Although British Prime Minister Gordon Brown and his Cabinet colleagues have been quick to deny this, Seif al-Islam, son of Libyan leader Gaddafi and a colourful personality, has more than hinted that there was indeed a connection. It is this suspicion of an unholy agreement between the U.K. and Libya that should be of great concern to those who are squarely opposed to terrorism.

That terrorists or suspects can be let off in order to promote the commercial interests of a nation is something that is difficult to swallow. What kind of a signal do such deals send out to terrorist groups? Does not Meghrahis release halfway through his sentence dilute the international resolve to fight terrorism? These are questions that need a definitive answer, if only we are to tackle terrorism with an iron hand.

Ironically, these issues resonate with the revived controversy in India over Kandahar, especially on how much the then Home Minister L.K. Advani knew or did not know, at least about the External Affairs Minister Jaswant Singh going personally to hand over prisoners in our jails to Pakistani terrorists who had hijacked a commercial aircraft in December 1999 to the Afghan city.

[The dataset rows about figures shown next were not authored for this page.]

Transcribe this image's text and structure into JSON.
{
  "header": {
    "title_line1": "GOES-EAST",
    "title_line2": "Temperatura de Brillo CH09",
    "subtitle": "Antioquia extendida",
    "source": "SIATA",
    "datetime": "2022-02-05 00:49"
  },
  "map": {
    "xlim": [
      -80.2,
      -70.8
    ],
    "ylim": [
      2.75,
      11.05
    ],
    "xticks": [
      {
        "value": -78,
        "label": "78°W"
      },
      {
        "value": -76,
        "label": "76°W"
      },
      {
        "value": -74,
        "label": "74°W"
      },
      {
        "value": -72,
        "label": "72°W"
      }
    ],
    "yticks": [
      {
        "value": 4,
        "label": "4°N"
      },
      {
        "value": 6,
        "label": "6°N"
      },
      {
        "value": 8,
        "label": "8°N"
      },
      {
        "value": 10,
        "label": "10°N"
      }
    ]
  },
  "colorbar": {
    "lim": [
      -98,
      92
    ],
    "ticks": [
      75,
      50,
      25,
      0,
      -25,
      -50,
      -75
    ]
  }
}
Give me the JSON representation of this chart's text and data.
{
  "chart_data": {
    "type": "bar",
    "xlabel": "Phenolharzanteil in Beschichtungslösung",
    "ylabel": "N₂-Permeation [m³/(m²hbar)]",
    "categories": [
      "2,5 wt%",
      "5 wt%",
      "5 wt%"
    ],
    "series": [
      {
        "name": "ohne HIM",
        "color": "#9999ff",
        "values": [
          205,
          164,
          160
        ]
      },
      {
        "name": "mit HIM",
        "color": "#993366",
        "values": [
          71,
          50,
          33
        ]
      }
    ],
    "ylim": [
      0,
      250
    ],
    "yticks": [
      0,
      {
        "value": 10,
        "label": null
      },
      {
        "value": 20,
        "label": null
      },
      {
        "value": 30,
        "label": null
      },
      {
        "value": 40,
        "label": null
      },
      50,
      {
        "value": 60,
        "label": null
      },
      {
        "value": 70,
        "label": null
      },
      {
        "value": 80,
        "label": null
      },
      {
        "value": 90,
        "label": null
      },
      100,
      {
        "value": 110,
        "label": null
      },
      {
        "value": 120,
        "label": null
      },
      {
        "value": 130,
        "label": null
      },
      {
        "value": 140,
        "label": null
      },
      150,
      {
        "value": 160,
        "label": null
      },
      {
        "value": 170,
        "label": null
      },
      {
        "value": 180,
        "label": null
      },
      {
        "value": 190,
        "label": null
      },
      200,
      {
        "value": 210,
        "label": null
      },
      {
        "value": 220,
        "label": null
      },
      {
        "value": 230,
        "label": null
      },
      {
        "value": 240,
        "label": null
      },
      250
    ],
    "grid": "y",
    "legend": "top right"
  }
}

In the final analysis, whether you like it or not, extreme flexibility and pragmatism seem inescapably fused into the handling of tricky situations generated by terrorist groups. There is no getting away from this tragic situation.

This is why anyone who may assert that the release of Meghrahi by Scotland or the Pakistani terrorists from our jails 10 years ago by the Indian government was indefensible can be said to be out of sync with the harsh realities of the modern environs in which we live.